A Polícia Civil do Rio Grande do Sul informou, nesta quarta-feira (4), que chegou a 217 o número de vítimas identificadas de Ramiro Gonzaga Barros, de 36 anos, preso preventivamente em Taquara por suspeita de crimes sexuais. Segundo o delegado Valeriano Garcia Neto, que coordena a investigação, estão na lista meninas, geralmente entre 8 e 13 anos, de nove estados brasileiros.
“Todas serão chamadas para prestar seu depoimento, para que assim a investigação dê andamento aos inquéritos policias, para que ele seja responsabilizado por todos os crimes que cometeu ao longo desses anos”, explica o delegado.
O advogado Rodrigo Batista, representante legal de Ramiro, afirmou que “a defesa irá se manifestar tão logo o Judiciário confirme a informação”. Na terça-feira (3), a polícia cumpriu mais uma prisão preventiva por estupro de vulnerável contra Ramiro. Conforme o delegado, o homem teria abusado sexualmente de uma adolescente de 13 anos e registrado o ato em vídeo e foto.
Ramiro está preso desde janeiro, quando foi flagrado com material de pornografia infantil. Desde então, outras ordens de prisão preventiva foram decretadas pela Justiça: por estupro de vulnerável e por produção de pornografia infantil.

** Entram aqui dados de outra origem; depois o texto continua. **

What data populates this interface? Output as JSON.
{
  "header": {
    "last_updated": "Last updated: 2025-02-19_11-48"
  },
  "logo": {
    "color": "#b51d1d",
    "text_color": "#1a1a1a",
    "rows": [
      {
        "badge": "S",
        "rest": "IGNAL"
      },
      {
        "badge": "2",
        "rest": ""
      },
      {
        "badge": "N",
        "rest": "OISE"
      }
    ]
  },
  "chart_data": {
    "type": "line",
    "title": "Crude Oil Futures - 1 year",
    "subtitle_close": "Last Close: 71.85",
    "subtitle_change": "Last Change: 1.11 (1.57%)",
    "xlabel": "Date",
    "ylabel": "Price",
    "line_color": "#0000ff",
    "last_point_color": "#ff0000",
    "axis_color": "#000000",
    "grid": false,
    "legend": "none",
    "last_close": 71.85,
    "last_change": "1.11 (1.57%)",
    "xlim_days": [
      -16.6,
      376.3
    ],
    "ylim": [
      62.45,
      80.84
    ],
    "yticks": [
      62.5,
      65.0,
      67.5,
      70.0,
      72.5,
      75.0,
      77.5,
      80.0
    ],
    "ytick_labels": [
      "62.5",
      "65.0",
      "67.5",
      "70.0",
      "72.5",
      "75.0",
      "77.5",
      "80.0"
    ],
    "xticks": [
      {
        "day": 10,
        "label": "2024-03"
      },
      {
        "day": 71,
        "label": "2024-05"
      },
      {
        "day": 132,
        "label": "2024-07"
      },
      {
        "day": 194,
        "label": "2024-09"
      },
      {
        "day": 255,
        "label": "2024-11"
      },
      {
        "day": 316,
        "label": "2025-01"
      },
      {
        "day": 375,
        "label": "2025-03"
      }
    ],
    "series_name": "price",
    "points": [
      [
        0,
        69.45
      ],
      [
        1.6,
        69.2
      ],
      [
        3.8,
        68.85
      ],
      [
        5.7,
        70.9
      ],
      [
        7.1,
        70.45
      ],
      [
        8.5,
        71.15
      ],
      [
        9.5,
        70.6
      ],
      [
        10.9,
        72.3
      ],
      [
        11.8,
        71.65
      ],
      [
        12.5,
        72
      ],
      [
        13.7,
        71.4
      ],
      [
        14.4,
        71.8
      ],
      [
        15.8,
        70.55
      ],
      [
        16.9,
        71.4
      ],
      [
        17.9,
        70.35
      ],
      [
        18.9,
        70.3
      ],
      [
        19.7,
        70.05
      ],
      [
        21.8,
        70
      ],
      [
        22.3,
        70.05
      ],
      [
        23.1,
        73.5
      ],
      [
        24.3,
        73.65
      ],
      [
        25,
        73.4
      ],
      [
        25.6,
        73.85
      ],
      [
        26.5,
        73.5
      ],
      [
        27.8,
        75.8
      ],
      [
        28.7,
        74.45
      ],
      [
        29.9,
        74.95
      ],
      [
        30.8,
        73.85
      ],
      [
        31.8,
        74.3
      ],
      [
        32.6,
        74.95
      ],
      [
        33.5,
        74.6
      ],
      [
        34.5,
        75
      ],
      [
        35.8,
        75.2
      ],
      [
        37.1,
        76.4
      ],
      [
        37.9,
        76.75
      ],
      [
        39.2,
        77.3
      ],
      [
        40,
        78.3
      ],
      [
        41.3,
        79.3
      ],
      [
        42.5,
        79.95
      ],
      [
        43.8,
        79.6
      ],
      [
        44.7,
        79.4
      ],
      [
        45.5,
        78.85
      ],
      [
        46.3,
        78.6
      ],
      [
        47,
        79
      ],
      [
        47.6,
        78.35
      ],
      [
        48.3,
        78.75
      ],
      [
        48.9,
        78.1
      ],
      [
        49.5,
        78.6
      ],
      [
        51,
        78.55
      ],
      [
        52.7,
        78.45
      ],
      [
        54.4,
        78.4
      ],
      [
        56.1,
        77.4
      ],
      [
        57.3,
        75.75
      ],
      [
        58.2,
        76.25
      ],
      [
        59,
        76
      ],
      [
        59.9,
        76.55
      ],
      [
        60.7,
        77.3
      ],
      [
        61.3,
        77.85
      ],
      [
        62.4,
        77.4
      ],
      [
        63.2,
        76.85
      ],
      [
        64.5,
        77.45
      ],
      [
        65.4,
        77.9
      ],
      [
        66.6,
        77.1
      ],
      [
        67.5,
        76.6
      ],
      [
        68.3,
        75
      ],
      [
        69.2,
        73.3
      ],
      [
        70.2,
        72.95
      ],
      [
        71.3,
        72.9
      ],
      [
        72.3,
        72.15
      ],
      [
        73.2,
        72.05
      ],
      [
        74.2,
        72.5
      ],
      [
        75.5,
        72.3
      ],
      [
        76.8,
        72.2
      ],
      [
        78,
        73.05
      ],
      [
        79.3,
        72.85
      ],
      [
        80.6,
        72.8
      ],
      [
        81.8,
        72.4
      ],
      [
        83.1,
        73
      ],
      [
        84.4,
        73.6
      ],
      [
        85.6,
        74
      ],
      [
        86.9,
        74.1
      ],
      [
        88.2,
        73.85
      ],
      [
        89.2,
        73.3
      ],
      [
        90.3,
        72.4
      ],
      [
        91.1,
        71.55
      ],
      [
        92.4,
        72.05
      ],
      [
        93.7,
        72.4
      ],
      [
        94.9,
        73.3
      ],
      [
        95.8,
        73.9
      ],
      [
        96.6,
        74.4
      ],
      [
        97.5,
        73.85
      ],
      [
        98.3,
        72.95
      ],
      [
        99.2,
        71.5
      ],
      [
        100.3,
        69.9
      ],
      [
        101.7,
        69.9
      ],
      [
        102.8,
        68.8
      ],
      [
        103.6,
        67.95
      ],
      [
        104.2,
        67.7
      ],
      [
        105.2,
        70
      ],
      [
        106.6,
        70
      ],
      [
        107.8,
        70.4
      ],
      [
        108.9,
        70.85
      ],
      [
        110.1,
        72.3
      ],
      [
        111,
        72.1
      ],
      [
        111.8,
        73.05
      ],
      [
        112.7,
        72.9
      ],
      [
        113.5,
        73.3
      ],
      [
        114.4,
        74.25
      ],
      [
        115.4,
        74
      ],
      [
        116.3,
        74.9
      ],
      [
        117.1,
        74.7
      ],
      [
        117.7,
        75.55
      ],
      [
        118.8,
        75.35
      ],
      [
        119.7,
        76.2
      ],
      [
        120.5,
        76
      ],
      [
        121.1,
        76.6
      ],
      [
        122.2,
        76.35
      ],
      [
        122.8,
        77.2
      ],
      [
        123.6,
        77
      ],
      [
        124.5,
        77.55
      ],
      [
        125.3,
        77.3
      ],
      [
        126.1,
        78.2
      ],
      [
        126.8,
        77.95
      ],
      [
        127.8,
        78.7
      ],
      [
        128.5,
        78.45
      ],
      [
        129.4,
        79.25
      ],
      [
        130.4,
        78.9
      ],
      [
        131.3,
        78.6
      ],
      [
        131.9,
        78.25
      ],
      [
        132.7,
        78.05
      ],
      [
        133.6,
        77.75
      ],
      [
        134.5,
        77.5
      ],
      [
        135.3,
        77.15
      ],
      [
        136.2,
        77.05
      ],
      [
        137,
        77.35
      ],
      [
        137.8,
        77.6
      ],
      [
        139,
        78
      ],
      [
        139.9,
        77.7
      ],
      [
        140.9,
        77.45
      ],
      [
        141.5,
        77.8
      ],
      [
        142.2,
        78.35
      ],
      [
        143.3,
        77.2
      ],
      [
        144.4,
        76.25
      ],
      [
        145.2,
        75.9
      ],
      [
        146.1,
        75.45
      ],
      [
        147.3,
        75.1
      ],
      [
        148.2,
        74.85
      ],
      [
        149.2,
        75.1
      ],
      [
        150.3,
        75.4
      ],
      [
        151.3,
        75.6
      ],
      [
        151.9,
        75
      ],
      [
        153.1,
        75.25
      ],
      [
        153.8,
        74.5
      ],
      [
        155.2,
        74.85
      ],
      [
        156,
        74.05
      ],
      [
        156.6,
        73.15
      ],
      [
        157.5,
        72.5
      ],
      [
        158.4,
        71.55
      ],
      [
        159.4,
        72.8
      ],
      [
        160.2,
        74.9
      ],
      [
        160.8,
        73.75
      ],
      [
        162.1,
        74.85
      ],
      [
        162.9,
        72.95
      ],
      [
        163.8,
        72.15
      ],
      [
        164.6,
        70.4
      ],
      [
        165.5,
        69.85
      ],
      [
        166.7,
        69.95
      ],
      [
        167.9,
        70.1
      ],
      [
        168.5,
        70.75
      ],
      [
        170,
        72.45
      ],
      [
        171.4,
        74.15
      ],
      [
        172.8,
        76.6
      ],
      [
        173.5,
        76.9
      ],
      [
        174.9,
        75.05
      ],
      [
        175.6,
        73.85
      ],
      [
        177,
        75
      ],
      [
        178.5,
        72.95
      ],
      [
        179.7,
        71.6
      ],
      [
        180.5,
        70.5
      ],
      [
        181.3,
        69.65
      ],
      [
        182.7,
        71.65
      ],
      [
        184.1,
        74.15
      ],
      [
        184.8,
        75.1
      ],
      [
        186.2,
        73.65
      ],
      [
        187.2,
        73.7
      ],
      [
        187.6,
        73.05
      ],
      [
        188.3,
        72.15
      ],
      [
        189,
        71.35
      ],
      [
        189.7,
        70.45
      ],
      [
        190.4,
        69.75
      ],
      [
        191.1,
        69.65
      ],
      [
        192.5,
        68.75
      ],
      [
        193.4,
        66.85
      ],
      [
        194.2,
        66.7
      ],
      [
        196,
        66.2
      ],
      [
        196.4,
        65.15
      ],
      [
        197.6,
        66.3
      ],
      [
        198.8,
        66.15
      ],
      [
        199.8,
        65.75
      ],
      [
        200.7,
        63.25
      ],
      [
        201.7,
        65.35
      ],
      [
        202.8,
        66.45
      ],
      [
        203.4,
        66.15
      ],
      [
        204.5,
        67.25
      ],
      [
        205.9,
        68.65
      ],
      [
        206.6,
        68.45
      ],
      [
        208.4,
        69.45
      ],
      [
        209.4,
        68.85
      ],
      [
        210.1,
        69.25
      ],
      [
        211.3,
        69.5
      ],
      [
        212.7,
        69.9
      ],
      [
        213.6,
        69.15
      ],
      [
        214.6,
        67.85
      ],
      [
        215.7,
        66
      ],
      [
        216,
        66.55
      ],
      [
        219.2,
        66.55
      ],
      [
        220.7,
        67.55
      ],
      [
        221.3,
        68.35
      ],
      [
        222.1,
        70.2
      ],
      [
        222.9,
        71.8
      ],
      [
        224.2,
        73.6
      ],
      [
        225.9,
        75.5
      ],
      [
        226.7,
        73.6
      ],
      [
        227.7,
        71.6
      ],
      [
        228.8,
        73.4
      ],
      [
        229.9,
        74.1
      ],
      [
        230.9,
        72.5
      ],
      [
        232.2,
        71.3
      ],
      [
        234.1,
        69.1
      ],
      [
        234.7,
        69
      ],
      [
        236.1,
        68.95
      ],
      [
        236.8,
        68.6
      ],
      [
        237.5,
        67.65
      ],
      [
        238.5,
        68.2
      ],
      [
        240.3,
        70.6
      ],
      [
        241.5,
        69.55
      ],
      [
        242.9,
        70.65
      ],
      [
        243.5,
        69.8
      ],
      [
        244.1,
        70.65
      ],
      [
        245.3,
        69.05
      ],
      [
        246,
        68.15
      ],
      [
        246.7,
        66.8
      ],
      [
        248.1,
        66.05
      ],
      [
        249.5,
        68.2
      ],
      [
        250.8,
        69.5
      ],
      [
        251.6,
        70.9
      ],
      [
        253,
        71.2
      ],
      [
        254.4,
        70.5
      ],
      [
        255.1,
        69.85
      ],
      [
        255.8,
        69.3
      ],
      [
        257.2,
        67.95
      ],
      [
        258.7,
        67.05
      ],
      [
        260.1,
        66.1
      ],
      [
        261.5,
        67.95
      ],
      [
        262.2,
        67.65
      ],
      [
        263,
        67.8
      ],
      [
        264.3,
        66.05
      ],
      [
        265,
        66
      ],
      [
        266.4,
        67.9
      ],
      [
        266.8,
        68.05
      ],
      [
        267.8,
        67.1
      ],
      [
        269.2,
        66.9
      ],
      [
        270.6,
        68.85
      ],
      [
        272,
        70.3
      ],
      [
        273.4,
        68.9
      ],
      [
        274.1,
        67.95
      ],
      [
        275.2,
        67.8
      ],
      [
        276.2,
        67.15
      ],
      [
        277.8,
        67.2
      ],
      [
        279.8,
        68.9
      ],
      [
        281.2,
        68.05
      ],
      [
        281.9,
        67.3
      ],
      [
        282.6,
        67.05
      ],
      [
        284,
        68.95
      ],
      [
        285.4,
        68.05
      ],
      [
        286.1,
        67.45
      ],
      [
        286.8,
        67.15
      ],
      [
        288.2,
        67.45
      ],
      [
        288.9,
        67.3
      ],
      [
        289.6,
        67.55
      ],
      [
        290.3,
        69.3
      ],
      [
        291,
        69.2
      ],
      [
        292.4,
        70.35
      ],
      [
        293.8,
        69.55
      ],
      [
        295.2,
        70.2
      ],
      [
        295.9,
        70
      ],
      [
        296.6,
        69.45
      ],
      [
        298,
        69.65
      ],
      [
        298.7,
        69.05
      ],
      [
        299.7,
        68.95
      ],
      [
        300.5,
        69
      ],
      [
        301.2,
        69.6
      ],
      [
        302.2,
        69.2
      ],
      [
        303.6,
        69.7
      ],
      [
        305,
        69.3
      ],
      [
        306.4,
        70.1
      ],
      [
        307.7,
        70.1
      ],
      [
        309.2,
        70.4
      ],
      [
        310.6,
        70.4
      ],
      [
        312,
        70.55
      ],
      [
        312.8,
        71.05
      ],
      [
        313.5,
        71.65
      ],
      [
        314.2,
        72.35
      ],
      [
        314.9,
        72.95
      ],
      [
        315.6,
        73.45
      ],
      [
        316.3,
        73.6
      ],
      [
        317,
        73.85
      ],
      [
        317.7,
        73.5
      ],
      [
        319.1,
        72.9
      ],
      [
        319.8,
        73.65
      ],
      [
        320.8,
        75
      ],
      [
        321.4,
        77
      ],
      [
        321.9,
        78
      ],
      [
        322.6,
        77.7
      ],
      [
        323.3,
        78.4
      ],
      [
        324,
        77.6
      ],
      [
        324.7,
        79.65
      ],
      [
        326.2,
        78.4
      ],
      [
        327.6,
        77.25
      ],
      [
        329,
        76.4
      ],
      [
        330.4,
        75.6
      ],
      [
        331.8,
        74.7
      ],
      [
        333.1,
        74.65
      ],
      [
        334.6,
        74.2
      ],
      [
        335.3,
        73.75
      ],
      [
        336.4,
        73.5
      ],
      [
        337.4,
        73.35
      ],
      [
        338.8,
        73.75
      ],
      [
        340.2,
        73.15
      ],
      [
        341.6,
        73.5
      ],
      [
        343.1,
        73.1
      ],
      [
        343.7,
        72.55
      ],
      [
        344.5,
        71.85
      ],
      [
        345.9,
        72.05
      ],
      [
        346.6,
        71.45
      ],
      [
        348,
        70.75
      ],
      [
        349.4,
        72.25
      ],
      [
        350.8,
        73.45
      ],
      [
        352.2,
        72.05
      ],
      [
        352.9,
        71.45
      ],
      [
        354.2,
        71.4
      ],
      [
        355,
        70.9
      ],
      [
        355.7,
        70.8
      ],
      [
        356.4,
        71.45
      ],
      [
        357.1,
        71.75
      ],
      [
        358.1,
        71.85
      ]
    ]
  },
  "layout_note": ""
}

O Instituto Geral de Perícias analisou dispositivos de Ramiro Gonzaga Barros — Foto: Reprodução/ RBS TV
O laudo do Instituto Geral de Perícias identificou cerca de 750 pastas armazenadas digitalmente por Ramiro. Essas pastas estavam organizadas com nomes completos, apelidos, partes de nomes e perfis em redes sociais, o que ajudou os investigadores a fazer o cruzamento de informações e localizar novas vítimas.
As autoridades explicam que Ramiro criava perfis falsos nas redes sociais para atrair crianças e adolescentes. Após conquistar a confiança das vítimas, ele solicitava imagens íntimas e, em seguida, passava a ameaçá-las para obter mais conteúdo, aponta investigação.
A Polícia Civil reforça o pedido para que outras possíveis vítimas entrem em contato com a delegacia da cidade ou com a Delegacia de Proteção à Criança e ao Adolescente. A identidade das vítimas é mantida sob sigilo, e a investigação segue em segredo de Justiça.
A maior parte dos abusos identificados até o momento teria acontecido de forma virtual, prática que caracteriza o chamado estupro virtual.
🔎 O estupro virtual ocorre por meio de plataformas digitais, como redes sociais, aplicativos de mensagens e chamadas de vídeo, quando a vítima é levada a trocar imagens e conteúdos íntimos por chantagem ou coerção.
A Polícia Civil diz que Ramiro teria criado perfis falsos nas redes sociais e se aproximado de crianças e adolescentes. A partir da amizade virtual, ele as induzia a enviar uma foto nua, apurou a Polícia.
Depois de receber o arquivo, o homem pedia mais imagens, segundo a investigação. Em caso de negativa, ameaçava as possíveis vítimas, relatou Valeriano.
O delegado pede que possíveis vítimas procurem a delegacia da cidade. A identidade delas é preservada e o caso corre em sigilo.